Dannenbaum's daughters say they didn't realize how much they learned from her until they started cooking for themselves.

"I think we both found that we knew much more than we thought we did," says Robertson, who lives in Bucks County now. Freese, who lives in Colorado, where she runs an art gallery, concurs.

"At home, my mother did the daily cooking herself," Robertson recalls.

"When she had parties, she did all the preparation ahead of time - a lesson that Janet and I learned well - and had a crew come in that could follow her instructions and serve.

"When we were teenagers, she would pay us to help make the hors d'oeuvres, serve, and clean up.

"Our regular meals often had to do with whatever she was studying or testing for an article. Usually, the meals were hearty fare, ragouts (French, Hungarian or German) and such that would last more than one dinner.

"There was spaghetti and meatballs, quiches, casseroles, souffles, along with fried chicken, and we always had fish on Friday.
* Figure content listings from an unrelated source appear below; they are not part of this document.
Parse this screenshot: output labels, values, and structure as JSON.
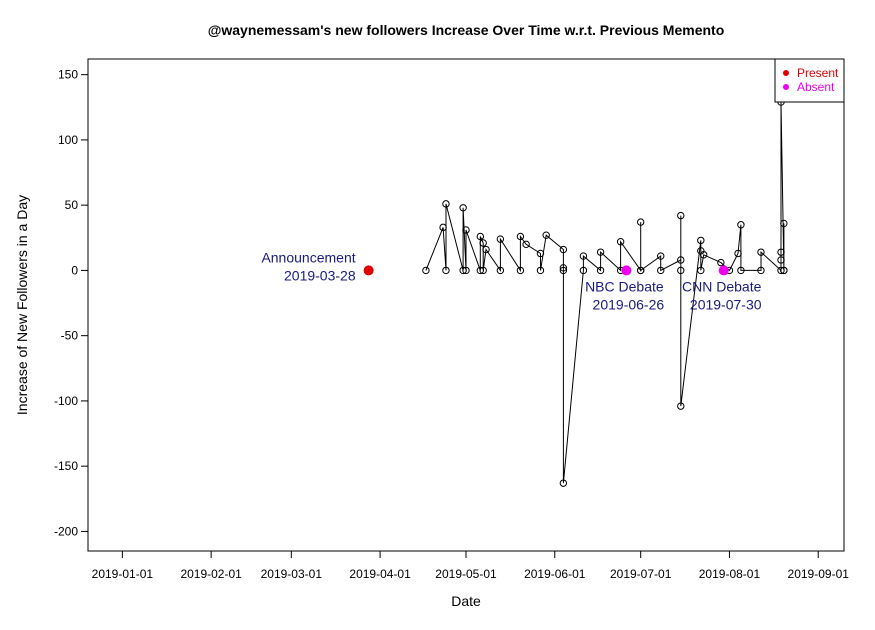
{
  "chart_data": {
    "type": "scatter",
    "title": "@waynemessam's new followers Increase Over Time w.r.t. Previous Memento",
    "xlabel": "Date",
    "ylabel": "Increase of New Followers in a Day",
    "xlim": [
      "2018-12-20",
      "2019-09-10"
    ],
    "ylim": [
      -215,
      162
    ],
    "x_ticks": [
      "2019-01-01",
      "2019-02-01",
      "2019-03-01",
      "2019-04-01",
      "2019-05-01",
      "2019-06-01",
      "2019-07-01",
      "2019-08-01",
      "2019-09-01"
    ],
    "y_ticks": [
      150,
      100,
      50,
      0,
      -50,
      -100,
      -150,
      -200
    ],
    "legend": {
      "position": "top-right",
      "entries": [
        {
          "label": "Present",
          "color": "#e00000"
        },
        {
          "label": "Absent",
          "color": "#ee00ee"
        }
      ]
    },
    "events": [
      {
        "label": "Announcement",
        "date": "2019-03-28",
        "status": "Present",
        "label_side": "left"
      },
      {
        "label": "NBC Debate",
        "date": "2019-06-26",
        "status": "Absent",
        "label_side": "below"
      },
      {
        "label": "CNN Debate",
        "date": "2019-07-30",
        "status": "Absent",
        "label_side": "below"
      }
    ],
    "series": [
      {
        "type": "line",
        "marker": "open-circle",
        "points": [
          {
            "x": "2019-04-17",
            "y": 0
          },
          {
            "x": "2019-04-23",
            "y": 33
          },
          {
            "x": "2019-04-24",
            "y": 0
          },
          {
            "x": "2019-04-24",
            "y": 51
          },
          {
            "x": "2019-04-30",
            "y": 0
          },
          {
            "x": "2019-04-30",
            "y": 48
          },
          {
            "x": "2019-05-01",
            "y": 0
          },
          {
            "x": "2019-05-01",
            "y": 31
          },
          {
            "x": "2019-05-06",
            "y": 0
          },
          {
            "x": "2019-05-06",
            "y": 26
          },
          {
            "x": "2019-05-07",
            "y": 21
          },
          {
            "x": "2019-05-07",
            "y": 0
          },
          {
            "x": "2019-05-08",
            "y": 16
          },
          {
            "x": "2019-05-13",
            "y": 0
          },
          {
            "x": "2019-05-13",
            "y": 24
          },
          {
            "x": "2019-05-20",
            "y": 0
          },
          {
            "x": "2019-05-20",
            "y": 26
          },
          {
            "x": "2019-05-22",
            "y": 20
          },
          {
            "x": "2019-05-27",
            "y": 13
          },
          {
            "x": "2019-05-27",
            "y": 0
          },
          {
            "x": "2019-05-29",
            "y": 27
          },
          {
            "x": "2019-06-04",
            "y": 16
          },
          {
            "x": "2019-06-04",
            "y": 2
          },
          {
            "x": "2019-06-04",
            "y": 0
          },
          {
            "x": "2019-06-04",
            "y": -163
          },
          {
            "x": "2019-06-11",
            "y": 0
          },
          {
            "x": "2019-06-11",
            "y": 11
          },
          {
            "x": "2019-06-17",
            "y": 0
          },
          {
            "x": "2019-06-17",
            "y": 14
          },
          {
            "x": "2019-06-24",
            "y": 0
          },
          {
            "x": "2019-06-24",
            "y": 22
          },
          {
            "x": "2019-07-01",
            "y": 0
          },
          {
            "x": "2019-07-01",
            "y": 37
          },
          {
            "x": "2019-07-01",
            "y": 0
          },
          {
            "x": "2019-07-08",
            "y": 11
          },
          {
            "x": "2019-07-08",
            "y": 0
          },
          {
            "x": "2019-07-15",
            "y": 8
          },
          {
            "x": "2019-07-15",
            "y": 0
          },
          {
            "x": "2019-07-15",
            "y": 42
          },
          {
            "x": "2019-07-15",
            "y": -104
          },
          {
            "x": "2019-07-22",
            "y": 23
          },
          {
            "x": "2019-07-22",
            "y": 15
          },
          {
            "x": "2019-07-22",
            "y": 0
          },
          {
            "x": "2019-07-23",
            "y": 12
          },
          {
            "x": "2019-07-29",
            "y": 6
          },
          {
            "x": "2019-08-01",
            "y": 0
          },
          {
            "x": "2019-08-04",
            "y": 13
          },
          {
            "x": "2019-08-05",
            "y": 35
          },
          {
            "x": "2019-08-05",
            "y": 0
          },
          {
            "x": "2019-08-12",
            "y": 0
          },
          {
            "x": "2019-08-12",
            "y": 14
          },
          {
            "x": "2019-08-19",
            "y": 0
          },
          {
            "x": "2019-08-19",
            "y": 8
          },
          {
            "x": "2019-08-19",
            "y": 14
          },
          {
            "x": "2019-08-19",
            "y": 129
          },
          {
            "x": "2019-08-20",
            "y": 0
          },
          {
            "x": "2019-08-20",
            "y": 36
          },
          {
            "x": "2019-08-20",
            "y": 0
          }
        ]
      }
    ]
  }
}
"She was often experimenting and [menu] requests were not taken except on your birthday, when you were allowed to order whatever you wanted and she would make it. I always wanted lobster, as did Janet. We both wanted a chocolate cake. Mine was with white butter cream icing and Janet's was with chocolate."

There was roast beef with Yorkshire pudding at Christmas with scalloped potatoes. "We called them Georges Perrier potatoes," Freese says, "I guess because they were his recipe."

"At Thanksgiving, she'd make pineapple buns and cinnamon buns and my friends would line up at the door for a taste." And for the day-after turkey sandwiches, Dannenbaum baked bread and made her own mayonnaise.

"You had to eat what was on your plate even when it was stuffed beef heart," said Robertson.

"No passes were given for not liking some food, and substitutions were unheard of. That regime certainly would not have been popular today."